BlockBeats news, March 4: Google has released the preview version of Gemini 3.1 Flash-Lite, positioned as the fastest and most cost-effective model in the Gemini 3 series. Built on the Gemini 3 Pro architecture, it employs a Mixture of Experts (MoE) design that activates only a subset of parameters to reduce inference costs. API pricing is set at $0.25 per million input tokens and $1.50 per million output tokens, approximately one-eighth of Gemini 3.1 Pro’s pricing ($2/$18).
In terms of performance, compared to Gemini 2.5 Flash, the first token latency is reduced by 2.5 times, output speed increases by 45%, reaching 363 tokens per second. It supports up to 1 million tokens for input and 64,000 tokens for output, accepting text, images, audio, and video inputs.
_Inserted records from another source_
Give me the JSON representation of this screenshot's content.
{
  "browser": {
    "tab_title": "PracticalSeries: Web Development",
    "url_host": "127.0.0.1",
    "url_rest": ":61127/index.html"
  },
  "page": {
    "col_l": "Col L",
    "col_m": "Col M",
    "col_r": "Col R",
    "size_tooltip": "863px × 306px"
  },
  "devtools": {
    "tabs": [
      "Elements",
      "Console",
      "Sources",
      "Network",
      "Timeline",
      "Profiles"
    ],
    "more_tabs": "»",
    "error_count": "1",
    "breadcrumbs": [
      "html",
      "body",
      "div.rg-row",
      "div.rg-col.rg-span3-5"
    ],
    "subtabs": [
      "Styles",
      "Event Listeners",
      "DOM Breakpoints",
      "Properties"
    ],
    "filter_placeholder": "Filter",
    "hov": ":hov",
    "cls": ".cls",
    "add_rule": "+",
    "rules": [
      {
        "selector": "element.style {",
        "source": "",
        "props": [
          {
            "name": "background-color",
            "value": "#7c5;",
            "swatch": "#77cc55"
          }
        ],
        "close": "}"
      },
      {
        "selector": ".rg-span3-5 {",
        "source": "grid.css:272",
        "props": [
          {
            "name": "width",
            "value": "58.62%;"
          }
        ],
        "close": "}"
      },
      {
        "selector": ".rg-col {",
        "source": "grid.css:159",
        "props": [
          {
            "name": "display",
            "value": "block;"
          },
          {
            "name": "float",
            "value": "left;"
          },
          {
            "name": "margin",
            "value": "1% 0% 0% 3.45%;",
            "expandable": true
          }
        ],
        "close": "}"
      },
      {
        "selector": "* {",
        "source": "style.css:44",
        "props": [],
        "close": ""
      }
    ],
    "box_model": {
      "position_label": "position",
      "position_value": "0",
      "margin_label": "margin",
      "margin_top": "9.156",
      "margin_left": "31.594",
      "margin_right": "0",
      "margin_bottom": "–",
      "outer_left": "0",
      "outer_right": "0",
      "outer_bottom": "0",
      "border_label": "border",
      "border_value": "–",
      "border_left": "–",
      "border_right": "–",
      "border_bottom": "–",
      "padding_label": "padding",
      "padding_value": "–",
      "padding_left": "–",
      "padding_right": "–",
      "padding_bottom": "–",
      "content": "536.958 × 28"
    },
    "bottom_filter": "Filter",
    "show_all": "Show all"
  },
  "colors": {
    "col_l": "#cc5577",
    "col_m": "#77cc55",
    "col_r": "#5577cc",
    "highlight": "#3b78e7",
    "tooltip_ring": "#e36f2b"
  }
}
In 11 internal benchmark tests, Flash-Lite outperforms GPT-5 mini and Claude 4.5 Haiku in 6 of them, achieving 86.9% on GPQA Diamond (doctor-level scientific QA), 76.8% on MMMU-Pro (multimodal reasoning), and 72.0% on LiveCodeBench (code generation).
The model includes an adjustable "thinking level" that allows developers to control the depth of inference in AI Studio and Vertex AI, balancing quality and cost in high-frequency scenarios. Preview access is currently available via the Gemini API (Google AI Studio) and Vertex AI.